El catarismo apareció durante el Imperio Bizantino en varias zonas de Europa, en el siglo XI. Los cátaros negaban la autoridad de la Iglesia Católica, rechazaban la cruz por ser un instrumento de tortura y creían que la única huida a un ciclo eterno de reencarnaciones era una vida de absoluta pureza tras un solemne sacramento como el consolamentum. 

Solo encontró tolerancia y un seguimiento particularmente fuerte en lo que hoy es el sureste de Francia. Allí, catarismo y catolicismo convivieron durante décadas. Incluso había debates públicos entre sacerdotes católicos y ‘bonhommes’ (buenos hombres) cátaros. 
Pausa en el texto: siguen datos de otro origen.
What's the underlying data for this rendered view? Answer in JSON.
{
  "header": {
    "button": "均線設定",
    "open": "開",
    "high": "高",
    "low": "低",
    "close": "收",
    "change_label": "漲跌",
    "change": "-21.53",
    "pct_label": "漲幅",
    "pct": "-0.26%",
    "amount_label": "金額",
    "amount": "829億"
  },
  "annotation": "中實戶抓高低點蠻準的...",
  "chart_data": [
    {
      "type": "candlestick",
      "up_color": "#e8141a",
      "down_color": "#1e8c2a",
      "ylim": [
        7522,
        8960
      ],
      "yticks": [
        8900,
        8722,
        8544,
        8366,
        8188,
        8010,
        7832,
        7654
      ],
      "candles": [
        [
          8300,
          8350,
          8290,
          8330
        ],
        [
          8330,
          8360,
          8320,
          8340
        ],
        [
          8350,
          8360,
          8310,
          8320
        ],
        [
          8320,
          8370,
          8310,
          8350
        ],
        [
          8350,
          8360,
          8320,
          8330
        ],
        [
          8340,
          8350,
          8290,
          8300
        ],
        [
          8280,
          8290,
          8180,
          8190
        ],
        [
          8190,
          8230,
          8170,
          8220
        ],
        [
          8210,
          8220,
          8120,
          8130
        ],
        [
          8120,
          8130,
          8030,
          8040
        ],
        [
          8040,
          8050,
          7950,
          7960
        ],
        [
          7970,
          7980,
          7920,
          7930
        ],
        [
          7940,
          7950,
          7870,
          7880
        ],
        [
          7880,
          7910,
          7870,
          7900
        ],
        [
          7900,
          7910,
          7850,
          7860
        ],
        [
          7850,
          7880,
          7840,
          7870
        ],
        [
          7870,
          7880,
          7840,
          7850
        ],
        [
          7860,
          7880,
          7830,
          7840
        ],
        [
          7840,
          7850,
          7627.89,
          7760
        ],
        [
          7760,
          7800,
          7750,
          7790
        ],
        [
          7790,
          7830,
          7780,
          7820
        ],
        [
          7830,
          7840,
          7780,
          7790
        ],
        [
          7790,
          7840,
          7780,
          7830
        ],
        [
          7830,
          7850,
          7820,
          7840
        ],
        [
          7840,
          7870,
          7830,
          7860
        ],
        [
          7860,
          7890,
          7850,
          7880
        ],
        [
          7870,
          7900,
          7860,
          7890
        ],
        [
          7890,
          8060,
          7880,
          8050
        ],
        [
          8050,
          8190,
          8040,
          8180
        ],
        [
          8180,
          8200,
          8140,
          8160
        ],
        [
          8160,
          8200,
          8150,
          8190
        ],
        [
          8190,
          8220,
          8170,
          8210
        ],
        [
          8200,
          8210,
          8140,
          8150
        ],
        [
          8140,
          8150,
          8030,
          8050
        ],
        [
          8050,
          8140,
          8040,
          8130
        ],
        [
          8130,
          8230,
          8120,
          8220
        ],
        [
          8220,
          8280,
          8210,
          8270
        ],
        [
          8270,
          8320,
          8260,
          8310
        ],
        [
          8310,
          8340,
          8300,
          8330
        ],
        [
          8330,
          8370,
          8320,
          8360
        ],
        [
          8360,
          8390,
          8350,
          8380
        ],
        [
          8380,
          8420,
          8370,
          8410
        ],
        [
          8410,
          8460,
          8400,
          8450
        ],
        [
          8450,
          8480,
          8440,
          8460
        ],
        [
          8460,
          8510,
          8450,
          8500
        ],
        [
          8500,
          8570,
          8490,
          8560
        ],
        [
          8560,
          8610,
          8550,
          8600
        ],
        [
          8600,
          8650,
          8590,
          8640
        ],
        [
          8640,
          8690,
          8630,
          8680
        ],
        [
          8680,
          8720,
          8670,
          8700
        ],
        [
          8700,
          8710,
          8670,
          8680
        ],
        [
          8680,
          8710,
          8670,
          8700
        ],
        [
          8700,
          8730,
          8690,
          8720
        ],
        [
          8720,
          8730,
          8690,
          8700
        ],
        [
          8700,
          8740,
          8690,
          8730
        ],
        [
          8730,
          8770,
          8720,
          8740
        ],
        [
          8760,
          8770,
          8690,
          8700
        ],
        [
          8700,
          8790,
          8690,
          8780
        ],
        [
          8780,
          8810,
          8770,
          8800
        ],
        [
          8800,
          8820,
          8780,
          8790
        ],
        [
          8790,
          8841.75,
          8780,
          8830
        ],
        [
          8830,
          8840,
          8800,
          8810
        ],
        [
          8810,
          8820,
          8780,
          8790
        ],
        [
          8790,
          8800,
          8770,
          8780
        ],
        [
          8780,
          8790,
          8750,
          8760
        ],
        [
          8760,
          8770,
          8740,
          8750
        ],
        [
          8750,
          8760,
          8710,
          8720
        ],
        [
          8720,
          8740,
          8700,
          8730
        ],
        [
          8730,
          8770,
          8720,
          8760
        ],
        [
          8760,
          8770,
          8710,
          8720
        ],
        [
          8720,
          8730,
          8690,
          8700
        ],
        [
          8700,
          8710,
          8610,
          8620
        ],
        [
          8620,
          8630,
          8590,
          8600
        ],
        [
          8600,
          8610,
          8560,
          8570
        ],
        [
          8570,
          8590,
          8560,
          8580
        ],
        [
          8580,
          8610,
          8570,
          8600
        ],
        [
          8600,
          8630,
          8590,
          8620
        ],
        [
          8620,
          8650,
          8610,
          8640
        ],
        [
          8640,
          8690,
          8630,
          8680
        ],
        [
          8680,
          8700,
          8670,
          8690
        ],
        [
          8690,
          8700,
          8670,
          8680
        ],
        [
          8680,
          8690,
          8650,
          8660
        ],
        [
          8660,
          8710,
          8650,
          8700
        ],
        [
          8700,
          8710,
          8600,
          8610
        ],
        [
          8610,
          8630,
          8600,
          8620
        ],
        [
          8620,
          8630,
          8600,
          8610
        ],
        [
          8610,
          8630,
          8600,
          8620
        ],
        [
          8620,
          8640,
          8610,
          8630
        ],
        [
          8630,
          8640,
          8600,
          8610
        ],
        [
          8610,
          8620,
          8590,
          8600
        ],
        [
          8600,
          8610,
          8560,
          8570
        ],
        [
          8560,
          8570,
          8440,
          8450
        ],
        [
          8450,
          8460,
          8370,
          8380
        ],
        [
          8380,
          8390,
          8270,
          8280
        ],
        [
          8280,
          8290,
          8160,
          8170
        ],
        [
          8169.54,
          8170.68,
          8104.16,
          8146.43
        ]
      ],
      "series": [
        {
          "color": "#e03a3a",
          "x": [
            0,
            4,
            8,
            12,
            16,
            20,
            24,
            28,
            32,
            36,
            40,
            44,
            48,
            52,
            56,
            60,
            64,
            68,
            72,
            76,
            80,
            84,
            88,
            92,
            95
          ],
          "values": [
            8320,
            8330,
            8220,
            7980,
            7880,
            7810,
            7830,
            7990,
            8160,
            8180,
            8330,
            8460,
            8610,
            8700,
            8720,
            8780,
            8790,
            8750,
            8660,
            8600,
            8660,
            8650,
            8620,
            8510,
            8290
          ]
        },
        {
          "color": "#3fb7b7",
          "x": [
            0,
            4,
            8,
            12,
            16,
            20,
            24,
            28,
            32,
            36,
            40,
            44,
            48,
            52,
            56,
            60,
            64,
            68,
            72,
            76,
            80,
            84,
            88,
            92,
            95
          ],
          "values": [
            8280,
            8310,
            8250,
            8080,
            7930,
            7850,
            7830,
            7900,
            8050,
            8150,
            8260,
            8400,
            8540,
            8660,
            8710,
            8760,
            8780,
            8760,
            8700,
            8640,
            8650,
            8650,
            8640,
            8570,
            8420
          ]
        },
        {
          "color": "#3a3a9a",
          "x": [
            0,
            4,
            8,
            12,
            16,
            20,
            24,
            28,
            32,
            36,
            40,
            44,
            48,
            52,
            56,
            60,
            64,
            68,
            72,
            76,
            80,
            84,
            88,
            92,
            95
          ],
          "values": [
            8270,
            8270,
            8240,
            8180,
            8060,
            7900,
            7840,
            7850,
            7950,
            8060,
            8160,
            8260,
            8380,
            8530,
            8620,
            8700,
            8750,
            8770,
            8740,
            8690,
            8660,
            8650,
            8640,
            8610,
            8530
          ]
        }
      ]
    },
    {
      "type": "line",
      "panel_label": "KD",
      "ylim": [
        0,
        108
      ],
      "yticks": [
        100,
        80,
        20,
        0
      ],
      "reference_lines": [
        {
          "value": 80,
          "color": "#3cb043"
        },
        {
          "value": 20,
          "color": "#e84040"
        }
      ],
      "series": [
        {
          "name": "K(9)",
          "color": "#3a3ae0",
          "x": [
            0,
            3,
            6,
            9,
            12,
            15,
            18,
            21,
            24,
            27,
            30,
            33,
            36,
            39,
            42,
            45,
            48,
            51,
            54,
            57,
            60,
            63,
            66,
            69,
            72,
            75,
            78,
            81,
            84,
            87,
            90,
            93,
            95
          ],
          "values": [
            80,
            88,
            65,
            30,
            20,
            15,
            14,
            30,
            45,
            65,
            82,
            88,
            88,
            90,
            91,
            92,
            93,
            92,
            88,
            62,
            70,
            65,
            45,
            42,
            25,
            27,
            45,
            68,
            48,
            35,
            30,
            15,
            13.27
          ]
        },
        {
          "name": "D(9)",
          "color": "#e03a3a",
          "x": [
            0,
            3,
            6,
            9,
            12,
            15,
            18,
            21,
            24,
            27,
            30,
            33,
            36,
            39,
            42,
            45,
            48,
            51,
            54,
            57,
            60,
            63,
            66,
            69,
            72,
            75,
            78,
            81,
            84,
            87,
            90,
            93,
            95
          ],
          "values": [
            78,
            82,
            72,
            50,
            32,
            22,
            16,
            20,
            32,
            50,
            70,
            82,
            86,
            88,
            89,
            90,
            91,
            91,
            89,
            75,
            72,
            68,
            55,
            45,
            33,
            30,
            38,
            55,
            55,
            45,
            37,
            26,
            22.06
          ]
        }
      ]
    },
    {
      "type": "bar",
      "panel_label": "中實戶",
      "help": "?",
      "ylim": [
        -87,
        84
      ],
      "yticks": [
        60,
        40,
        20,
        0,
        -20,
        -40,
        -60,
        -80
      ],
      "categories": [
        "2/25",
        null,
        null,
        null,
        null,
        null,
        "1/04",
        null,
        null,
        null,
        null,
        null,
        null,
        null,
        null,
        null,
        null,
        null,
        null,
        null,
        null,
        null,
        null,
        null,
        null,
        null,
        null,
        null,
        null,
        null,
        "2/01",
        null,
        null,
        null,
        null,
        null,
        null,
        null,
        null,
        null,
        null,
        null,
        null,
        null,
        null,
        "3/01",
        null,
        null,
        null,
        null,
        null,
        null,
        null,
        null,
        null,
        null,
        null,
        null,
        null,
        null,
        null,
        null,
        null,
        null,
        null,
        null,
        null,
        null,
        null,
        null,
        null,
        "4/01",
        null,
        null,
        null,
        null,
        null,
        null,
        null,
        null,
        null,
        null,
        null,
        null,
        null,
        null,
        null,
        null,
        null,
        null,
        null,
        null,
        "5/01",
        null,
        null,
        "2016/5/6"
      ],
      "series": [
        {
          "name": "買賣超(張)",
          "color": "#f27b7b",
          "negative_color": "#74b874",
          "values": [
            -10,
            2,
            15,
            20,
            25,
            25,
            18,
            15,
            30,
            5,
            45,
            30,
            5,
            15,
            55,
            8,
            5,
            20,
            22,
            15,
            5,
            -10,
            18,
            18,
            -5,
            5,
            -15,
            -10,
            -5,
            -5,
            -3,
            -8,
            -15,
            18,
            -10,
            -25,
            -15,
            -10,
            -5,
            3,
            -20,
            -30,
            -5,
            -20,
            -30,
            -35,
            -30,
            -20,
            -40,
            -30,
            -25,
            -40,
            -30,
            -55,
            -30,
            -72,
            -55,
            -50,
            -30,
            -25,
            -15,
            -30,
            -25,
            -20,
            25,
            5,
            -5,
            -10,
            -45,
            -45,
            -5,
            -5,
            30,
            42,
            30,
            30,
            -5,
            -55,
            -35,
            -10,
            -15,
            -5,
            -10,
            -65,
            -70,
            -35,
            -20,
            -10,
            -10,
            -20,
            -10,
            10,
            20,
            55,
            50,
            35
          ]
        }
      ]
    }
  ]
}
En 1209, el Papa Inocente III ordenó a un reticente Felipe II, rey del norte de Francia, que exterminara a los herejes cátaros en una cruzada. Los cátaros, que eran muy pacifistas, estaban protegidos por la nobleza local de Languedoc. La cruzada se convirtió en una guerra de conquista y en una serie de terribles crímenes que comenzaron con la masacre de la población de Béziers en un día, en 1209. 

Luego los católicos conquistaron ciudad tras ciudad y los señores occitanos se retiraron a sus fortalezas en las montañas, como Roquefixade, donde los cátaros buscaron protección. Su derrota definitiva se produjo en Montségur en 1244.